In speaking of loss of service which the wife was not in duty hound to perform, hut which she voluntarily did perform, the Supreme Court of Georgia said, in Georgia Banking Co. v. Tice, supra: “But it is said that in such a case the wife is under no legal obligation to use her talent for the benefit of her husband. Let this be granted. At the time of the injury she was using it, and it was lawful for her to do so, and it does not lie in the mouth of a wrongdoer to say that a wife actually engaged in a business or avocation which results in earnings to the husband may at some time in the future decline to further engage in such occupation.

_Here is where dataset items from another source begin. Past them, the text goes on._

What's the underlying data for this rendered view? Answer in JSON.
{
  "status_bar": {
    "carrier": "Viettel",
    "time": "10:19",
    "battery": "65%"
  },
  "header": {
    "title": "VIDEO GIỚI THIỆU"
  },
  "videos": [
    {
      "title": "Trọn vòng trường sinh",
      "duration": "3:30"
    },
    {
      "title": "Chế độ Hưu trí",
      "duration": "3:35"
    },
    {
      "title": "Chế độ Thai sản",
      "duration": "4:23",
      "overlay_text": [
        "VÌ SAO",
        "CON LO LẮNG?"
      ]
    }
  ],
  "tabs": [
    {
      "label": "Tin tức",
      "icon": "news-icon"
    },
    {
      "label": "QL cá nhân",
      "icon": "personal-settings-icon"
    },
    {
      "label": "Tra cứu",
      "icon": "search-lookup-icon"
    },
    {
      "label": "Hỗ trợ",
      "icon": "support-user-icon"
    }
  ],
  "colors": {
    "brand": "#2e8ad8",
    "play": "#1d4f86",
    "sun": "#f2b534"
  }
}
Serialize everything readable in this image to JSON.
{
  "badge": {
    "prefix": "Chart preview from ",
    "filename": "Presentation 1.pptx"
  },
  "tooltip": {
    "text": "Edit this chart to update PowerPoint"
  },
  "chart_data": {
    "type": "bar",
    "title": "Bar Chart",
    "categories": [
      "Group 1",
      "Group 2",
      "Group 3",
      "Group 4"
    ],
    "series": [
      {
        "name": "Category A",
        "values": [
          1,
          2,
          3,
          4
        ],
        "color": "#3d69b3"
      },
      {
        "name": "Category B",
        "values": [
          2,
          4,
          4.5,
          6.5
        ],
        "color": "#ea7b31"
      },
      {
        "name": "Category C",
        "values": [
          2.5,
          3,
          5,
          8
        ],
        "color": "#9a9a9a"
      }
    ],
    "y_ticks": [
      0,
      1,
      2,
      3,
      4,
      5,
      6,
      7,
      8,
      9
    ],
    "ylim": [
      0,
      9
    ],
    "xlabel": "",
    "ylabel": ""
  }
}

We do not think that merely because a wife can earn money for her husband by engaging in business he would be entitled to recover from a wrongdoer, but, when at the time of the injury she is actually engaged in a business or calling or avocation which results in earnings for the husband, and there is nothing to indicate that there'was any agreement between the husband and wife that this should terminate at any time in the future, we think that as against a wrongdoer the inference is to be indulged that the wife will continue the work for the benefit of her husband during the period of her life in'which she is able to' perform the services.” The same view was taken by the Supreme Court of Indiana in Citizens Street Ry. Co. v. Twiname, supra, wherein it was said that the husband was entitled to recover for the service .which “the wife was accustomed to perform.”

For the foregoing reasons I am constrained to dissent from the majority opinion.